A. B. Henderson, a druggist, testified that, in the fall and winter of 1921 and 1922, the insured was about five feet eight inches tall, weighed only about 135 pounds, and was stoop-shouldered and thin-chested and had a *376 sallow complexion, and that he saw Dr. Hill give the insured a medicine which was used in the treatment of tuberculosis. The witness could not state, however, that the medicine had been prescribed for the insured himself.

We cannot say that the jury must necessarily have found from this testimony that the insured had tuberculosis at the date of his application.

In the very recent case of Modern Woodmen of America v. Whittaker, 173 Ark. 921, 293 S.W. 1045, it was held that the statement of an applicant for insurance, which was made a warranty by the provisions of the application, that he was in good health, should be construed as meaning only that the insured believed himself to be in good health.

It is also insisted for the reversal of the judgment in the plaintiff's favor that the insured falsely answered that he had last been treated by Dr. Downey nine years before the date of the application, whereas the testimony showed he had been treated six years prior to that date by Dr. Hill for rheumatism.

This last testimony was elicited from the beneficiary in the policy, who testified in her own behalf. She testified that she was present when the application for the insurance was made, and that her husband stated to the agent of the insurance company, who filled the blanks, that Dr. Hill had treated her husband for rheumatism six years prior to that date, but that it appeared the agent had not written down the answer in full.

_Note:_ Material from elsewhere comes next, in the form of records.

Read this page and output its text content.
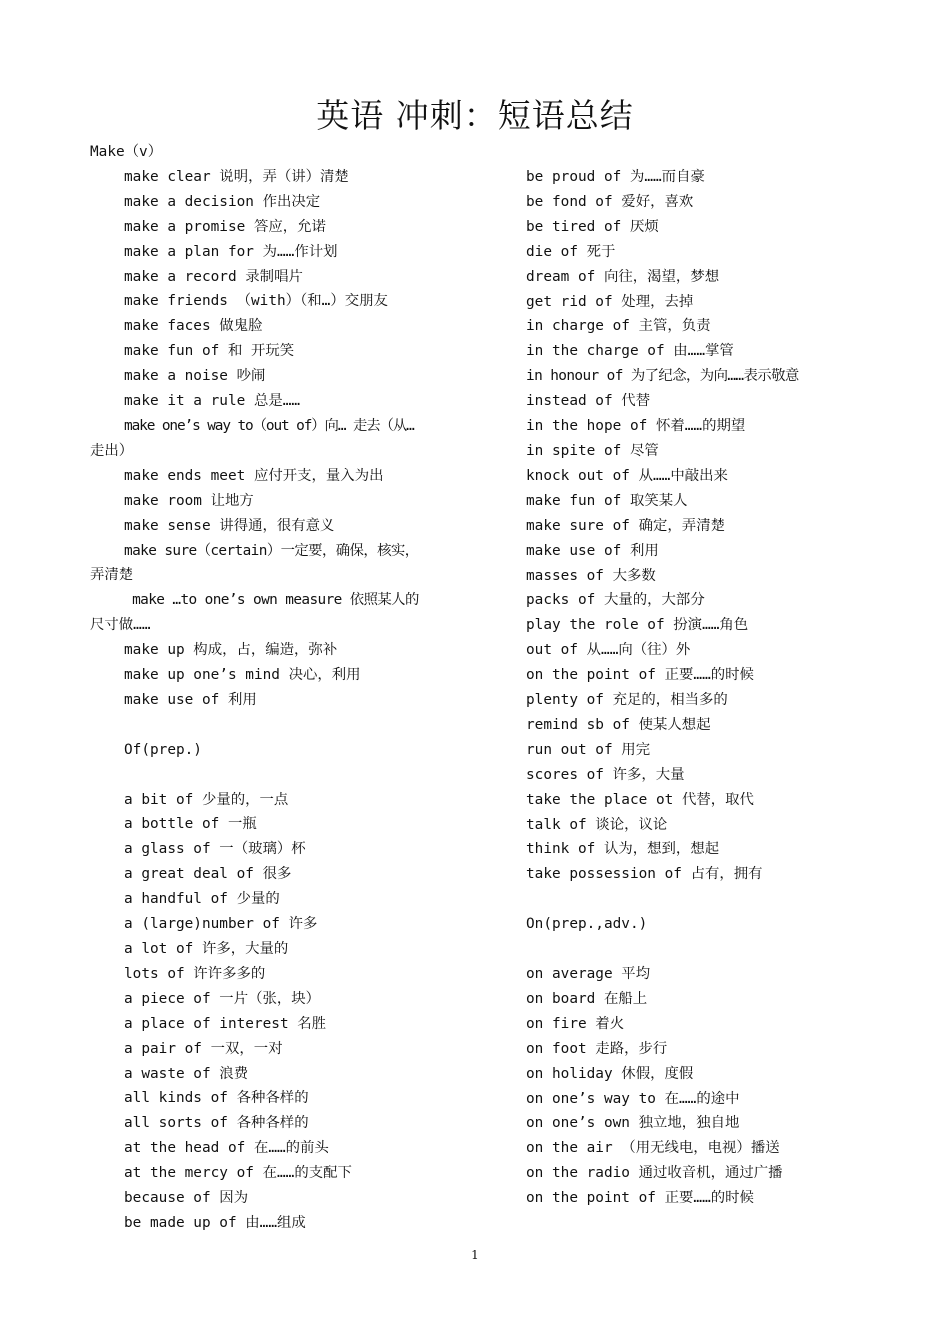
英语 冲刺：短语总结
Make（v）
make clear 说明，弄（讲）清楚
make a decision 作出决定
make a promise 答应，允诺
make a plan for 为……作计划
make a record 录制唱片
make friends （with）（和…）交朋友
make faces 做鬼脸
make fun of 和 开玩笑
make a noise 吵闹
make it a rule 总是……
make one’s way to（out of）向… 走去（从…
走出）
make ends meet 应付开支，量入为出
make room 让地方
make sense 讲得通，很有意义
make sure（certain）一定要，确保，核实，
弄清楚
make …to one’s own measure 依照某人的
尺寸做……
make up 构成，占，编造，弥补
make up one’s mind 决心，利用
make use of 利用
Of(prep.)
a bit of 少量的，一点
a bottle of 一瓶
a glass of 一（玻璃）杯
a great deal of 很多
a handful of 少量的
a (large)number of 许多
a lot of 许多，大量的
lots of 许许多多的
a piece of 一片（张，块）
a place of interest 名胜
a pair of 一双，一对
a waste of 浪费
all kinds of 各种各样的
all sorts of 各种各样的
at the head of 在……的前头
at the mercy of 在……的支配下
because of 因为
be made up of 由……组成
be proud of 为……而自豪
be fond of 爱好，喜欢
be tired of 厌烦
die of 死于
dream of 向往，渴望，梦想
get rid of 处理，去掉
in charge of 主管，负责
in the charge of 由……掌管
in honour of 为了纪念，为向……表示敬意
instead of 代替
in the hope of 怀着……的期望
in spite of 尽管
knock out of 从……中敲出来
make fun of 取笑某人
make sure of 确定，弄清楚
make use of 利用
masses of 大多数
packs of 大量的，大部分
play the role of 扮演……角色
out of 从……向（往）外
on the point of 正要……的时候
plenty of 充足的，相当多的
remind sb of 使某人想起
run out of 用完
scores of 许多，大量
take the place ot 代替，取代
talk of 谈论，议论
think of 认为，想到，想起
take possession of 占有，拥有
On(prep.,adv.)
on average 平均
on board 在船上
on fire 着火
on foot 走路，步行
on holiday 休假，度假
on one’s way to 在……的途中
on one’s own 独立地，独自地
on the air （用无线电，电视）播送
on the radio 通过收音机，通过广播
on the point of 正要……的时候
1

In the case of Mutual Aid Union v. Blacknall,129 Ark. 450, 196 S.W. 792, it was held that "knowledge affecting the rights of the insured which comes to the agent of the insurance company while he is performing the duties of his agency in receiving applications for insurance and delivering policies, becomes the knowledge of the company; and the insurance company is bound thereby, in spite of a provision in the policy to the contrary, where the agent who solicited the business was charged with the duty of asking the applicant questions concerning his physical condition." See also *377 People's Fire Ins. Assn. of Ark. v. Goyne, 79 Ark. 315,96 S.W. 365, 16 L.R.A. (N.S.), 1180; Springfield Mutual Assn. v. Atnip, 169 Ark. 968, 279 S.W. 15; Ark. State Life Ins. Co. v. Allen, 166 Ark. 490, 266 S.W. 449; Old Am. Ins. Co. v. Wexman, 160 Ark. 571, 255 S.W. 6; Home Mut. Ben. Assn. v. Rowland, 155 Ark. 450, 244 S.W. 719; Home Mut. Ben. Assn. v. Mayfield, 142 Ark. 240, 218 S.W. 371.

The testimony of the beneficiary is to the effect that the applicant correctly and truthfully answered the questions as to the names of the physicians who had treated her husband, and is to the effect that there was no collusion between the company's agent and the insured. Moreover, the application contains the answer that the applicant had an attack of rheumatism six years before the date of the application, so that the insurance company was advised of that fact when the policy was written, this being the occasion when the beneficiary testified her husband had been treated by Dr. Hill. In the application the insured was asked to give the names of two doctors who knew him, and the name and address of Dr. Hill was given in answer to this question.

Under the facts stated we cannot say that the jury was not warranted in finding that there had been no breach of the warranty in either of the particulars stated. and the judgment must therefore be affirmed, and it is so ordered.